The Port Arthur News
PORT ARTHUR —
In less than a month, the city of Port Arthur will have a first-rate marina worth at least $10 million complete with a set of floating docks on Pleasure Island, said Terry Doyle, chairman of the Pleasure Island Commission.
But in order to complete the work on the marina, bills must be paid, and that responsibility falls on the city. After several discussions and several meetings, the Port Arthur City Council has agreed to fund the remainder of the project as long as the island repays the loan in full plus 1.2 percent interest.
The council passed an ordinance Dec. 11 that amended the budget by $2.5 million in order to fund repairs to the marina that was damaged during Hurricane Ike. With this budget amendment, the city could pay Shoremaster Inc. for the work the company had done to the marina until the island received the loan from the city. Payments totaled approximately $1.5 million through October.

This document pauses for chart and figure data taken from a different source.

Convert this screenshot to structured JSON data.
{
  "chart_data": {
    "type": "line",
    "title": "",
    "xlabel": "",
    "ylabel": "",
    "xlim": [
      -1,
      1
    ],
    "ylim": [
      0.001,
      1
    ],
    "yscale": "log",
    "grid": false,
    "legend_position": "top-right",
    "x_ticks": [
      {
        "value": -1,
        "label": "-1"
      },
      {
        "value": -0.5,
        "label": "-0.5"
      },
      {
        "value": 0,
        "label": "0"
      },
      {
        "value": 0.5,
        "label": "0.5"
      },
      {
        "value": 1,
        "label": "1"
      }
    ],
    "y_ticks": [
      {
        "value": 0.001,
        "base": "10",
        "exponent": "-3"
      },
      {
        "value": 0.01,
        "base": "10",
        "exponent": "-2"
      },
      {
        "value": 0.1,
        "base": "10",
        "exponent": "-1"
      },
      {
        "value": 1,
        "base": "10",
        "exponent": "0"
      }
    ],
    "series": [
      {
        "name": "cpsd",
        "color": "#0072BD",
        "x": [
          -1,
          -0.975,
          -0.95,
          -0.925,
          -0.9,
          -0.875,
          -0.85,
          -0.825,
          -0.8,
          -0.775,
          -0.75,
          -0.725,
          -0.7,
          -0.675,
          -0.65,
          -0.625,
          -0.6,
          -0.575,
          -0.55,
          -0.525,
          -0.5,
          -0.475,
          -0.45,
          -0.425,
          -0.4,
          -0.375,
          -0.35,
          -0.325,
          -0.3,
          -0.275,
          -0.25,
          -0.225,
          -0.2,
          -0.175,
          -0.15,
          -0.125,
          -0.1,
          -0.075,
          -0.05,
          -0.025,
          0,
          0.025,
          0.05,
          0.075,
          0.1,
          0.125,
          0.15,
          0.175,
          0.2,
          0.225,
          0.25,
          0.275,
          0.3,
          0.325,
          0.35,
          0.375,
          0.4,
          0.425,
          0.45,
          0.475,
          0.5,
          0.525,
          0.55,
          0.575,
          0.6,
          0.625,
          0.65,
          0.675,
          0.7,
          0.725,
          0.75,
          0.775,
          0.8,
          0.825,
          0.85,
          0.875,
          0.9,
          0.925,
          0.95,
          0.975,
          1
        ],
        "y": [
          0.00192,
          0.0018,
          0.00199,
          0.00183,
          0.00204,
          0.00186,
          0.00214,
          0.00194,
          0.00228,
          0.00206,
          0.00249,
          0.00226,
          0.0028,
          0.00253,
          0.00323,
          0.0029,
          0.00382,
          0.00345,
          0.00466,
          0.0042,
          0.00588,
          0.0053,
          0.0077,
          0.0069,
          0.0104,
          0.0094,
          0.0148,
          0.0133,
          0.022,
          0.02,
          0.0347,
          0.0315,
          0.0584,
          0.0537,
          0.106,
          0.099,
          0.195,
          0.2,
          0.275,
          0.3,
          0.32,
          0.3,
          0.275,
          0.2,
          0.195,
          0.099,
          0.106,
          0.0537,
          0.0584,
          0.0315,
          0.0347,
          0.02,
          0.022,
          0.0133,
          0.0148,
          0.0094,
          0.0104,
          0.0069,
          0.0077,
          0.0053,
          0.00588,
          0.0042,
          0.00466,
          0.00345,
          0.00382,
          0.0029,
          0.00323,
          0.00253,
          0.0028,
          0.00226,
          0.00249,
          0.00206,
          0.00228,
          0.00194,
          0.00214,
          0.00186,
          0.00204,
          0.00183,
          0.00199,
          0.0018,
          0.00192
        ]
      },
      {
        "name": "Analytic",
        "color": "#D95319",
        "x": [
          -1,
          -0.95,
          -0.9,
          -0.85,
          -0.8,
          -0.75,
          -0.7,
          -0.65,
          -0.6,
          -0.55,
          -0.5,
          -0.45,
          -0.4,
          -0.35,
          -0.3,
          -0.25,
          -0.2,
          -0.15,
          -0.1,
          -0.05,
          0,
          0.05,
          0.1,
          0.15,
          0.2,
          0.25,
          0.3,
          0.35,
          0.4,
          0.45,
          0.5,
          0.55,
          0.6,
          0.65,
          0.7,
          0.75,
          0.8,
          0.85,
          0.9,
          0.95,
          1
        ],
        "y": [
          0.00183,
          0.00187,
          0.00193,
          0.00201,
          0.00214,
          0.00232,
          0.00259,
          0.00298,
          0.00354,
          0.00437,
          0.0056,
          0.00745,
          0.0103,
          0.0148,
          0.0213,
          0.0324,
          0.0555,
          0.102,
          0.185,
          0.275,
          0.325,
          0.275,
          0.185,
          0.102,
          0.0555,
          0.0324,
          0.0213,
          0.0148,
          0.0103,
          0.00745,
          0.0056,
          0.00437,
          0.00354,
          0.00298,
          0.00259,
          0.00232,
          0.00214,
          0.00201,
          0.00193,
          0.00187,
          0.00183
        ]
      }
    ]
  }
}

The City Council approved a resolution Dec. 18 to allow the city to pay more invoices for the marina project. The payments to Shoremaster added up to $767,492.97.
At the Dec. 18 City Council meeting, Doyle told the council that the island would be “happy as heck” to pay the city back within three years, using profits from the marina itself to pay back the loan.
Doyle said he expected the marina project to be finished sometime in the middle of January.
The Federal Emergency Management Agency awarded the island $7.5 million more than a year ago to restore the hurricane-battered marina. The agency agreed to provide the island with an advance of 80 percent of the funds and pay 90 percent of the total project cost. Pleasure Island would be responsible for the other 10 percent.
The total estimated cost of the project was $8.3 million. FEMA’s Public Assistance Grant Program covers 90 percent of that cost — $7.5 million — but FEMA would only advance 80 percent of the funds until project completion. To cover the rest of the costs, Pleasure Island asked the city of Port Arthur to lend the commission the other 20 percent.
Once the project is complete, the island would inform FEMA so the agency could approve the disbursement of the rest of the project funds, which would be about $1.4 million. That money would go toward repaying the city, Doyle said.
Pleasure Island would pay back the rest of the money owed the city with profits from the marina, Doyle said. He expected that it would not take long to reap a profit from the new floating docks, which survived Hurricane Ike along the Gulf Coast. Once complete, Doyle said, the marina would be just 10 minutes from open water, unlike many marinas along the Gulf Coast that are an hour’s distance from open water.
And Pleasure Island’s golf course would be open by next summer, Doyle said, in another effort to return the island to its pre-hurricane state.